Estrogen receptor a enhances the transcriptional activity of ETS-1 and promotes the proliferation, migration and invasion of neuroblastoma cell in a ligand dependent manner

Background: It is well known that estrogen receptor alpha (ER alpha) participates in the pathogenic progress of breast cancer, hepatocellular carcinoma and head and neck squamous cell carcinoma. In neuroblastoma cells and related cancer clinical specimens, moreover, the ectopic expression of ER alpha has been identified. However, the detailed function of ER alpha in the proliferation of neuroblastoma cell is yet unclear. Methods: The transcriptional activity of ETS-1 (E26 transformation specific sequence 1) was measured by luciferase analysis. Western blot assays and Real-time RT-PCR were used to examine the expression of ER alpha, ETS-1 and its targeted genes. The protein-protein interaction between ER alpha and ETS-1 was determined by co-IP and GST-Pull down assays. The accumulation of ETS-1 in nuclear was detected by western blot assays, and the recruitment of ETS-1 to its targeted gene's promoter was tested by ChIP assays. Moreover, SH-SY5Y cells' proliferation, anchor-independent growth, migration and invasion were quantified using the MTT, soft agar or Trans-well assay, respectively. Results: The transcriptional activity of ETS-1 was significantly increased following estrogen treatment, and this effect was related to ligand-mediated activation of ER alpha. The interaction between the ER alpha and ETS-1 was identified, and enhancement of ER alpha activation would up-regulate the ETS-1 transcription factor activity via modulating its cytoplasm/nucleus translocation and the recruitment of ETS-1 to its target gene's promoter. Furthermore, treatment of estrogen increased proliferation, migration and invasion of neuroblastoma cells, whereas the antagonist of ER alpha reduced those effects.
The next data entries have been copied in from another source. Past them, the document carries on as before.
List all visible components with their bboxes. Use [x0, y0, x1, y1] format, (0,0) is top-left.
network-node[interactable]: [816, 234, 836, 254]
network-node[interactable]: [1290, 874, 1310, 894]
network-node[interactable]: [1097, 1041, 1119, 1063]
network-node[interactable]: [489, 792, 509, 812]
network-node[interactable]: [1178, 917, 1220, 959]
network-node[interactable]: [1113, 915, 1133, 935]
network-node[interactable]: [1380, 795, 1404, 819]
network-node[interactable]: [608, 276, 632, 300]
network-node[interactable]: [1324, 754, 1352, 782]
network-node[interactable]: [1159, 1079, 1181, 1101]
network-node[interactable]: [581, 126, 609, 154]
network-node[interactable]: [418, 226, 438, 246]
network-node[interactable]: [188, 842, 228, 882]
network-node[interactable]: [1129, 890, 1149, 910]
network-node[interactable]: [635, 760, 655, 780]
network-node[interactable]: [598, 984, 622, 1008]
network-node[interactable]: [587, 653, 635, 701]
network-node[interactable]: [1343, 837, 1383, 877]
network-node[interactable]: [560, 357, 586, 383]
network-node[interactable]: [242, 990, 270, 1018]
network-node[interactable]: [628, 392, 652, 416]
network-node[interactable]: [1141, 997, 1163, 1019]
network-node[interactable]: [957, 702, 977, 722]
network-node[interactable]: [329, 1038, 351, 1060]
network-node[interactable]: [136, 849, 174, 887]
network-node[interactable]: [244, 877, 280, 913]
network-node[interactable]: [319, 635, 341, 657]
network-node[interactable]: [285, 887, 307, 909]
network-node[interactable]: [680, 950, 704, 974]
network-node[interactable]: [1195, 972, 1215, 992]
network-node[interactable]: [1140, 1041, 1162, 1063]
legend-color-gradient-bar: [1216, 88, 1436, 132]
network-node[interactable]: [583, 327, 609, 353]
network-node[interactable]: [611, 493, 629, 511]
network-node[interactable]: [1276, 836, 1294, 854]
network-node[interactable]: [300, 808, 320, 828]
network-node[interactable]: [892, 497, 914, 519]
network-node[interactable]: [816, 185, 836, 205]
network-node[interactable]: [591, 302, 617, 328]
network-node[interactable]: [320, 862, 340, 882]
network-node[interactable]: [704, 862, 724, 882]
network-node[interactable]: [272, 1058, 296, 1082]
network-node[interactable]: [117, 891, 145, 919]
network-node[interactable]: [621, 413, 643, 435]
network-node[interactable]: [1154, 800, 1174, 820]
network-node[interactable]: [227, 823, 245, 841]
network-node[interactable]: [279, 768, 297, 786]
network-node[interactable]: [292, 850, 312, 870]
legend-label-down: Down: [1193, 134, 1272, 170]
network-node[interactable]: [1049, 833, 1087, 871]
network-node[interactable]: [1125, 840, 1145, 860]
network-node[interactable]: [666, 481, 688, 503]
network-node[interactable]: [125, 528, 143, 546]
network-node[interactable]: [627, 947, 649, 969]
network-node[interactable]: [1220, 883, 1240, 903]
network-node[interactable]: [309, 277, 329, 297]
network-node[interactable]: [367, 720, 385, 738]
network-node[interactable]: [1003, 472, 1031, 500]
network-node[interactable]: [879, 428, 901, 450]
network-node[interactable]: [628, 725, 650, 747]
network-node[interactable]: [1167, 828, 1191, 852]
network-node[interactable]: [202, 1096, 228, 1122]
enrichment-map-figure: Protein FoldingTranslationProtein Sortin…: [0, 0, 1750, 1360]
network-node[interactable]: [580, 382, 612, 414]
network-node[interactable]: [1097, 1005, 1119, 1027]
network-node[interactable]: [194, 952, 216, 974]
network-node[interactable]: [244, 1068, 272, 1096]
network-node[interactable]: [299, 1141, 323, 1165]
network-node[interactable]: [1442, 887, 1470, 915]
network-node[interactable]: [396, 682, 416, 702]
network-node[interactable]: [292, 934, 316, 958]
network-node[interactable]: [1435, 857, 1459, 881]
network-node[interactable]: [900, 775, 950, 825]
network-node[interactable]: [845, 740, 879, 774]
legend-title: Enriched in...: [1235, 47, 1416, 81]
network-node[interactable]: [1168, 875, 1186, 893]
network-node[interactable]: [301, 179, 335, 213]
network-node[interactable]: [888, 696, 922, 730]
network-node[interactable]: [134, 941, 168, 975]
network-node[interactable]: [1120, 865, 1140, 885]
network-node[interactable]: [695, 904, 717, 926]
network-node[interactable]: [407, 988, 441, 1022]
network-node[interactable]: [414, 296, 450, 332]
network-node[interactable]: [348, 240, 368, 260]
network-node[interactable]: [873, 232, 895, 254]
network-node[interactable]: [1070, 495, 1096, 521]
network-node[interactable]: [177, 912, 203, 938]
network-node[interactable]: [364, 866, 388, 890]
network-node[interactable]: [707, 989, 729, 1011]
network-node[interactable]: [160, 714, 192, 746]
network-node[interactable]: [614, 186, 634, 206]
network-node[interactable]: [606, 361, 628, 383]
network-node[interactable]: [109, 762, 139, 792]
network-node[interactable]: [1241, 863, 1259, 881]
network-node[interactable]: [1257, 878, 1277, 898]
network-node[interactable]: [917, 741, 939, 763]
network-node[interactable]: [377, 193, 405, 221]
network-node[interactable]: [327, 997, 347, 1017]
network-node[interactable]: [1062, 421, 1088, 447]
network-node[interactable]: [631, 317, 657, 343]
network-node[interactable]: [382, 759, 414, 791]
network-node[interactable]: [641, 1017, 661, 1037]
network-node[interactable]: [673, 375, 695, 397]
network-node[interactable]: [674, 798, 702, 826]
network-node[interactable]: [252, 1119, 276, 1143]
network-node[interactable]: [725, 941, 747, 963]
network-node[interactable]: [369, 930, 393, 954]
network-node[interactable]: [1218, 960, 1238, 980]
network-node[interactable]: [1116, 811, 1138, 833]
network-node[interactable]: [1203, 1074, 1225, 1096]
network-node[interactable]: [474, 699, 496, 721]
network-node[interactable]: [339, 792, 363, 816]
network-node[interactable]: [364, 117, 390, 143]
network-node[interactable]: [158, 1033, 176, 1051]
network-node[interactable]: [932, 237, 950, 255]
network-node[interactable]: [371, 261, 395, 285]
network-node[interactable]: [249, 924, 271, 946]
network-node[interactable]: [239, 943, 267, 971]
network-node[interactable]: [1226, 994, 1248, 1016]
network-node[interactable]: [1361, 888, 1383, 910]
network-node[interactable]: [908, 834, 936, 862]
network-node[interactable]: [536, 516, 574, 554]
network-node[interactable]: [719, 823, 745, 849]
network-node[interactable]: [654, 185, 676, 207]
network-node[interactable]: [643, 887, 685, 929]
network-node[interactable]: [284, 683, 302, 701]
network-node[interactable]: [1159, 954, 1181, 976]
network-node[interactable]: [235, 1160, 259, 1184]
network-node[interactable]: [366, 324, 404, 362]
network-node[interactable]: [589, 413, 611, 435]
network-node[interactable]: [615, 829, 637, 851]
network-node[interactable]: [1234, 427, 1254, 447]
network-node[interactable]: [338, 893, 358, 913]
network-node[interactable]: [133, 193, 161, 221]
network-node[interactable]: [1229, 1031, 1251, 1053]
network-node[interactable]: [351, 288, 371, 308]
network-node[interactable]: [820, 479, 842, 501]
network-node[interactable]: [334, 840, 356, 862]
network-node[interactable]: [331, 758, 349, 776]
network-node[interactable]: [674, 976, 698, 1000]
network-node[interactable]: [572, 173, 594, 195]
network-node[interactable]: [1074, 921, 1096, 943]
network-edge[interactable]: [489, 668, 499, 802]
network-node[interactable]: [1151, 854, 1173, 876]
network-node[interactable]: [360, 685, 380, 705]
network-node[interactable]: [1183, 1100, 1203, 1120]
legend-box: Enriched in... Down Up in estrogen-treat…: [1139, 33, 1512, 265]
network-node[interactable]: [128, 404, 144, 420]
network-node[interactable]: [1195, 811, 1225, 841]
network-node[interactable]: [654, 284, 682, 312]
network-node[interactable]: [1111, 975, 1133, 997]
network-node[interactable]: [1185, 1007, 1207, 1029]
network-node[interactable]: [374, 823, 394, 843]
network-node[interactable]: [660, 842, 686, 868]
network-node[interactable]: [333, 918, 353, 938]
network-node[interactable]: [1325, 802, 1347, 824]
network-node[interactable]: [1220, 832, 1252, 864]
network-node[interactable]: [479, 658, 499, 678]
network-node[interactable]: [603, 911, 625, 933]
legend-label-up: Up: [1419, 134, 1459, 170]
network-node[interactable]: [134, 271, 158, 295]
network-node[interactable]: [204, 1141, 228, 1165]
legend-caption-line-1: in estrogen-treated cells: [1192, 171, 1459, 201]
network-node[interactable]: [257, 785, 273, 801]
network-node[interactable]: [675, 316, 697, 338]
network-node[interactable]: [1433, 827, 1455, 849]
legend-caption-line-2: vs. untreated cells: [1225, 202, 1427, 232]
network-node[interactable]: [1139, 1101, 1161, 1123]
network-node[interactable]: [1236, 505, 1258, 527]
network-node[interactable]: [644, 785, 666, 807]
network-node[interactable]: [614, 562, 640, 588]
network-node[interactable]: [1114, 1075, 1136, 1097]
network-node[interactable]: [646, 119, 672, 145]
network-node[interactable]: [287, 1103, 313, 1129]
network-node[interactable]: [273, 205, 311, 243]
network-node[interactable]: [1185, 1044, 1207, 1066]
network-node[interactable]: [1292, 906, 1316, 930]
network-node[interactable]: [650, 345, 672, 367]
Conclusions: In this study, we provided evidences that activation of ER alpha promoted neuroblastoma cells proliferation and up-regulated the transcriptional activity of ETS-1. By investigating the role of ER alpha in the ETS-1 activity regulation, we demonstrated that ER alpha may be a novel ETS-1 co-activator and thus a potential therapeutic target in human neuroblastoma treatment.